Question

A body moving with uniform retardation covers 3 km before its speed is reduced to half of its initial value. It comes to rest in another distance of
A.) 1 km
B.) 2 km
C.) 3 km
D.) 1/ 2 km

Answer 1

Hint: Assume the initial velocity to be v m/s, so the final velocity will be v/ 2 and then use the equation of motion, ${v^2} - {u^2} = 2as$ , and then solve the question.

Step By Step Answer:

Formula used : ${V^2} - {u^2} = 2as$

We have been given in the question that-

A body moving with uniform retardation covers a distance of 3 km.
So, let us assume that the initial velocity is v.
As, given in the question that the speed reduces to half.
So, the final velocity will be v/ 2.

Now, using the equation of motion-

${V^2} - {u^2} = 2as$
Here, V is the final velocity, u is the initial velocity, a is the acceleration and S is the displacement.

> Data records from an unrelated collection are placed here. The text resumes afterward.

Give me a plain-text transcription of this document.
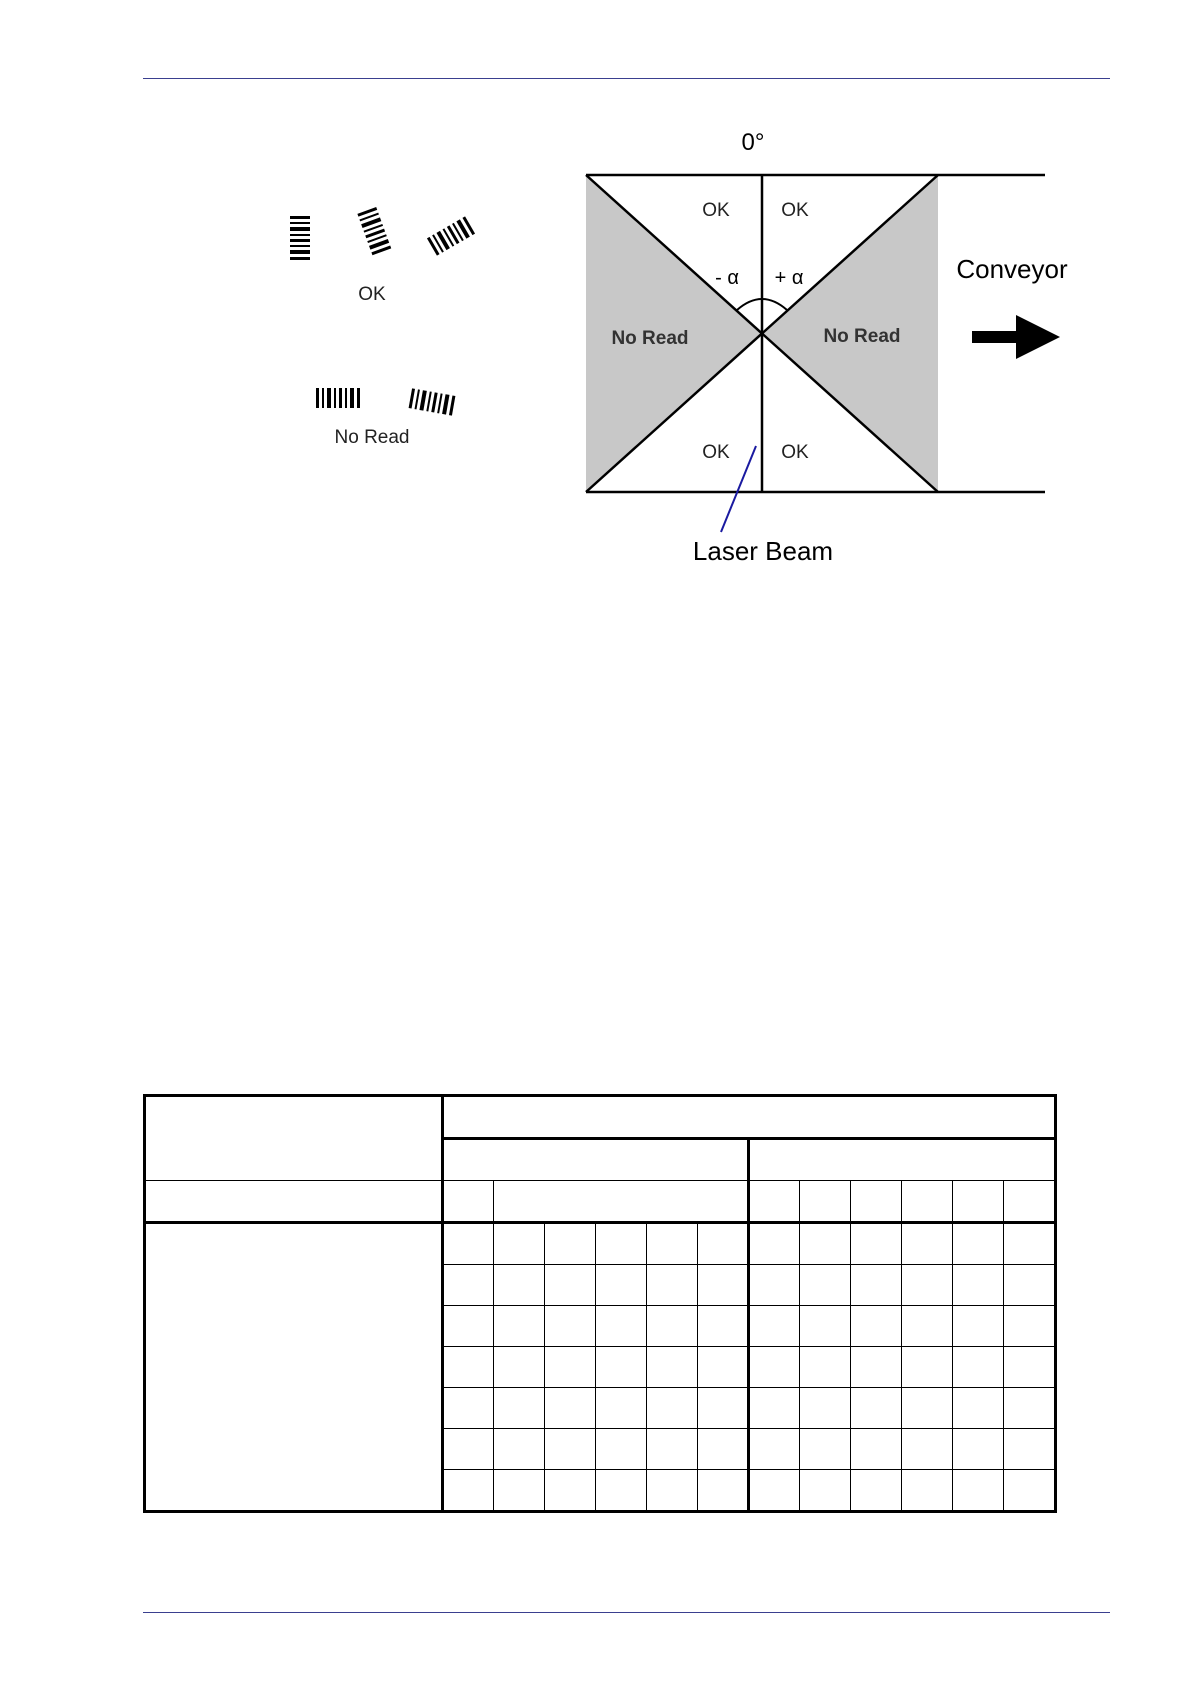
OK
No Read
0°
OK	OK
OK	OK
- α + α
No Read	No Read
Conveyor
Laser Beam
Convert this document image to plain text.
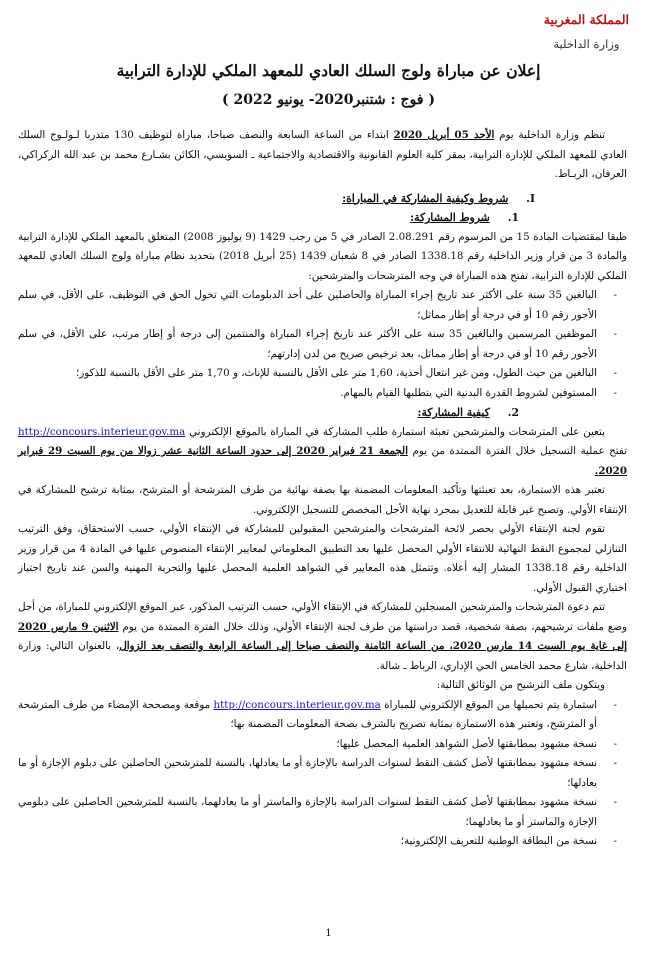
المملكة المغربية
وزارة الداخلية
إعلان عن مباراة ولوج السلك العادي للمعهد الملكي للإدارة الترابية
( فوج : شتنبر2020- يونيو 2022 )

تنظم وزارة الداخلية يوم الأحد 05 أبريل 2020 ابتداء من الساعة السابعة والنصف صباحا، مباراة لتوظيف 130 متدربا لـولـوج السلك العادي للمعهد الملكي للإدارة الترابية، بمقر كلية العلوم القانونية والاقتصادية والاجتماعية ـ السويسي، الكائن بشـارع محمد بن عبد الله الركراكي، العرفان، الربـاط.

I.شروط وكيفية المشاركة في المباراة:

1.شروط المشاركة:

طبقا لمقتضيات المادة 15 من المرسوم رقم 2.08.291 الصادر في 5 من رجب 1429 (9 يوليوز 2008) المتعلق بالمعهد الملكي للإدارة الترابية والمادة 3 من قرار وزير الداخلية رقم 1338.18 الصادر في 8 شعبان 1439 (25 أبريل 2018) بتحديد نظام مباراة ولوج السلك العادي للمعهد الملكي للإدارة الترابية، تفتح هذه المباراة في وجه المترشحات والمترشحين:

- البالغين 35 سنة على الأكثر عند تاريخ إجراء المباراة والحاصلين على أحد الدبلومات التي تخول الحق في التوظيف، على الأقل، في سلم الأجور رقم 10 أو في درجة أو إطار مماثل؛
- الموظفين المرسمين والبالغين 35 سنة على الأكثر عند تاريخ إجراء المباراة والمنتمين إلى درجة أو إطار مرتب، على الأقل، في سلم الأجور رقم 10 أو في درجة أو إطار مماثل، بعد ترخيص صريح من لدن إدارتهم؛
- البالغين من حيث الطول، ومن غير انتعال أحذية، 1,60 متر على الأقل بالنسبة للإناث، و 1,70 متر على الأقل بالنسبة للذكور؛
- المستوفين لشروط القدرة البدنية التي يتطلبها القيام بالمهام.

2.كيفية المشاركة:

يتعين على المترشحات والمترشحين تعبئة استمارة طلب المشاركة في المباراة بالموقع الإلكتروني http://concours.interieur.gov.ma تفتح عملية التسجيل خلال الفترة الممتدة من يوم الجمعة 21 فبراير 2020 إلى حدود الساعة الثانية عشر زوالا من يوم السبت 29 فبراير 2020.

تعتبر هذه الاستمارة، بعد تعبئتها وتأكيد المعلومات المضمنة بها بصفة نهائية من طرف المترشحة أو المترشح، بمثابة ترشيح للمشاركة في الإنتقاء الأولي. وتصبح غير قابلة للتعديل بمجرد نهاية الأجل المخصص للتسجيل الإلكتروني.

تقوم لجنة الإنتقاء الأولي بحصر لائحة المترشحات والمترشحين المقبولين للمشاركة في الإنتقاء الأولي، حسب الاستحقاق، وفق الترتيب التنازلي لمجموع النقط النهائية للانتقاء الأولي المحصل عليها بعد التطبيق المعلوماتي لمعايير الإنتقاء المنصوص عليها في المادة 4 من قرار وزير الداخلية رقم 1338.18 المشار إليه أعلاه. وتتمثل هذه المعايير في الشواهد العلمية المحصل عليها والتجربة المهنية والسن عند تاريخ اجتياز اختباري القبول الأولي.

تتم دعوة المترشحات والمترشحين المسجلين للمشاركة في الإنتقاء الأولي، حسب الترتيب المذكور، عبر الموقع الإلكتروني للمباراة، من أجل وضع ملفات ترشيحهم، بصفة شخصية، قصد دراستها من طرف لجنة الإنتقاء الأولي، وذلك خلال الفترة الممتدة من يوم الاثنين 9 مارس 2020 إلى غاية يوم السبت 14 مارس 2020، من الساعة الثامنة والنصف صباحا إلى الساعة الرابعة والنصف بعد الزوال، بالعنوان التالي: وزارة الداخلية، شارع محمد الخامس الحي الإداري، الرباط ـ شالة.

ويتكون ملف الترشيح من الوثائق التالية:

- استمارة يتم تحميلها من الموقع الإلكتروني للمباراة http://concours.interieur.gov.ma موقعة ومصححة الإمضاء من طرف المترشحة أو المترشح، وتعتبر هذه الاستمارة بمثابة تصريح بالشرف بصحة المعلومات المضمنة بها؛
- نسخة مشهود بمطابقتها لأصل الشواهد العلمية المحصل عليها؛
- نسخة مشهود بمطابقتها لأصل كشف النقط لسنوات الدراسة بالإجازة أو ما يعادلها، بالنسبة للمترشحين الحاصلين على دبلوم الإجازة أو ما يعادلها؛
- نسخة مشهود بمطابقتها لأصل كشف النقط لسنوات الدراسة بالإجازة والماستر أو ما يعادلهما، بالنسبة للمترشحين الحاصلين على دبلومي الإجازة والماستر أو ما يعادلهما؛
- نسخة من البطاقة الوطنية للتعريف الإلكترونية؛
1
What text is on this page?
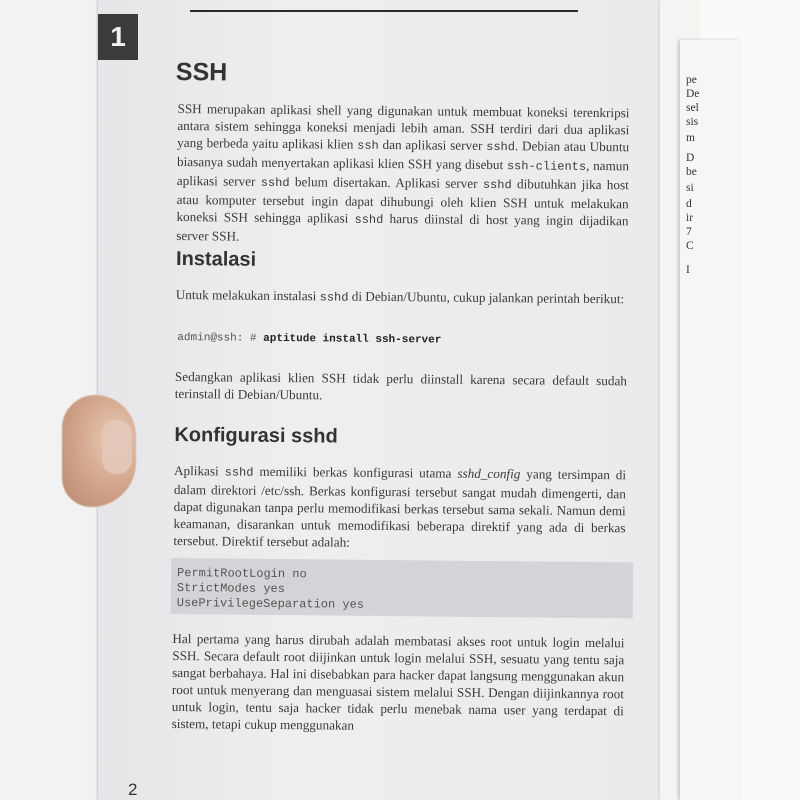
pe
De
sel
sis
m
D
be
si
d
ir
7
C
I
1
SSH

SSH merupakan aplikasi shell yang digunakan untuk membuat koneksi terenkripsi antara sistem sehingga koneksi menjadi lebih aman. SSH terdiri dari dua aplikasi yang berbeda yaitu aplikasi klien ssh dan aplikasi server sshd. Debian atau Ubuntu biasanya sudah menyertakan aplikasi klien SSH yang disebut ssh-clients, namun aplikasi server sshd belum disertakan. Aplikasi server sshd dibutuhkan jika host atau komputer tersebut ingin dapat dihubungi oleh klien SSH untuk melakukan koneksi SSH sehingga aplikasi sshd harus diinstal di host yang ingin dijadikan server SSH.

Instalasi

Untuk melakukan instalasi sshd di Debian/Ubuntu, cukup jalankan perintah berikut:

admin@ssh: # aptitude install ssh-server

Sedangkan aplikasi klien SSH tidak perlu diinstall karena secara default sudah terinstall di Debian/Ubuntu.

Konfigurasi sshd

Aplikasi sshd memiliki berkas konfigurasi utama sshd_config yang tersimpan di dalam direktori /etc/ssh. Berkas konfigurasi tersebut sangat mudah dimengerti, dan dapat digunakan tanpa perlu memodifikasi berkas tersebut sama sekali. Namun demi keamanan, disarankan untuk memodifikasi beberapa direktif yang ada di berkas tersebut. Direktif tersebut adalah:

PermitRootLogin no
StrictModes yes
UsePrivilegeSeparation yes

Hal pertama yang harus dirubah adalah membatasi akses root untuk login melalui SSH. Secara default root diijinkan untuk login melalui SSH, sesuatu yang tentu saja sangat berbahaya. Hal ini disebabkan para hacker dapat langsung menggunakan akun root untuk menyerang dan menguasai sistem melalui SSH. Dengan diijinkannya root untuk login, tentu saja hacker tidak perlu menebak nama user yang terdapat di sistem, tetapi cukup menggunakan

2
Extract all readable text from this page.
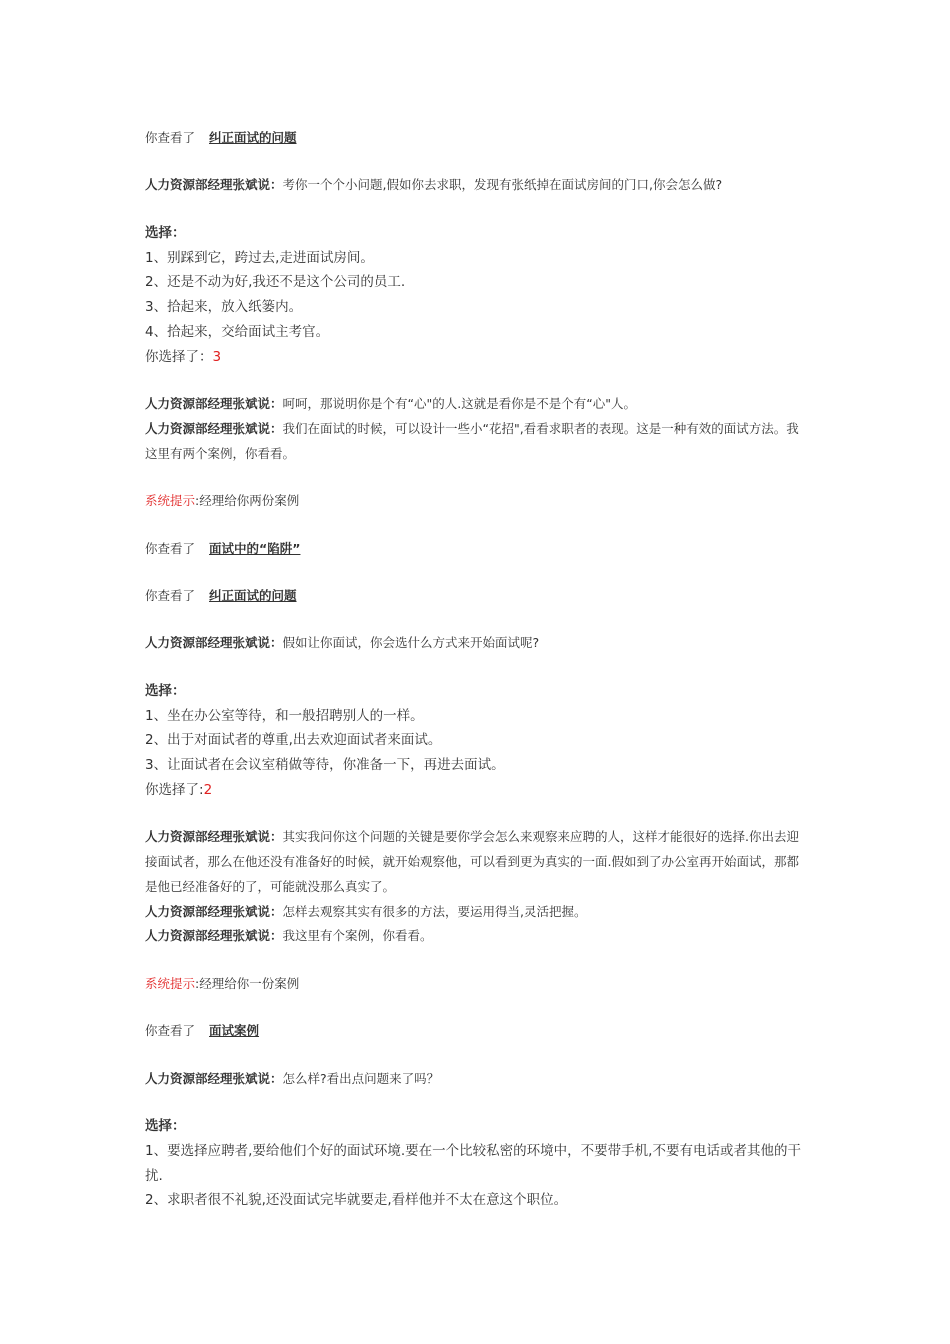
你查看了 纠正面试的问题
人力资源部经理张斌说：考你一个个小问题,假如你去求职，发现有张纸掉在面试房间的门口,你会怎么做?
选择：
1、别踩到它，跨过去,走进面试房间。
2、还是不动为好,我还不是这个公司的员工.
3、拾起来，放入纸篓内。
4、拾起来，交给面试主考官。
你选择了：3
人力资源部经理张斌说：呵呵，那说明你是个有“心"的人.这就是看你是不是个有“心"人。
人力资源部经理张斌说：我们在面试的时候，可以设计一些小“花招",看看求职者的表现。这是一种有效的面试方法。我这里有两个案例，你看看。
系统提示:经理给你两份案例
你查看了 面试中的“陷阱”
你查看了 纠正面试的问题
人力资源部经理张斌说：假如让你面试，你会选什么方式来开始面试呢?
选择：
1、坐在办公室等待，和一般招聘别人的一样。
2、出于对面试者的尊重,出去欢迎面试者来面试。
3、让面试者在会议室稍做等待，你准备一下，再进去面试。
你选择了:2
人力资源部经理张斌说：其实我问你这个问题的关键是要你学会怎么来观察来应聘的人，这样才能很好的选择.你出去迎接面试者，那么在他还没有准备好的时候，就开始观察他，可以看到更为真实的一面.假如到了办公室再开始面试，那都是他已经准备好的了，可能就没那么真实了。
人力资源部经理张斌说：怎样去观察其实有很多的方法，要运用得当,灵活把握。
人力资源部经理张斌说：我这里有个案例，你看看。
系统提示:经理给你一份案例
你查看了 面试案例
人力资源部经理张斌说：怎么样?看出点问题来了吗？
选择：
1、要选择应聘者,要给他们个好的面试环境.要在一个比较私密的环境中，不要带手机,不要有电话或者其他的干扰.
2、求职者很不礼貌,还没面试完毕就要走,看样他并不太在意这个职位。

Now putting, S = 3 km, u = v m/s, V = v/2 m/s, we get-
${\dfrac{v}{4}^2} - {v^2} = 2a \times 3$
Solving further, we get-
$
  {\dfrac{{ - 3v}}{4}^2} = 6a \\
   \Rightarrow a = {\dfrac{{ - 3v}}{{24}}^2} = {\dfrac{{ - v}}{8}^2} - (1) \\
 $
Now, also given in the question that the body comes to rest finally after travelling a certain distance.

So, in this case initial speed will be u = v/2 and the final speed will become V = 0, as the body comes to rest.
Let the distance covered be x cm, so we can write by again using the equation ${V^2} - {u^2} = 2as$
$
  0 - {\dfrac{v}{4}^2} = 2aX \\
   \Rightarrow {\dfrac{{ - v}}{4}^2} = 2aX \\
$
Putting the value of a from equation (1), we get-
$
  {\dfrac{{ - v}}{4}^2} = 2 \times \dfrac{{ - {v^2}}}{8} \times X \\
   \Rightarrow {\dfrac{{ - v}}{4}^2} = {\dfrac{{ - v}}{4}^2} \times X \\
   \Rightarrow X = 1 \\
$

So, the body comes to rest at another distance of 1 km.

Hence, the correct option is A.

Note: Whenever solving such types of questions, always write down the things given in the question. And then as mentioned in the solution, using the equation of motion, and putting the value of final and initial velocity and distance as 3 km, we found the value of a (acceleration) in terms of v and then again by putting the initial velocity as v/2 and final as 0, we found out the distance travelled.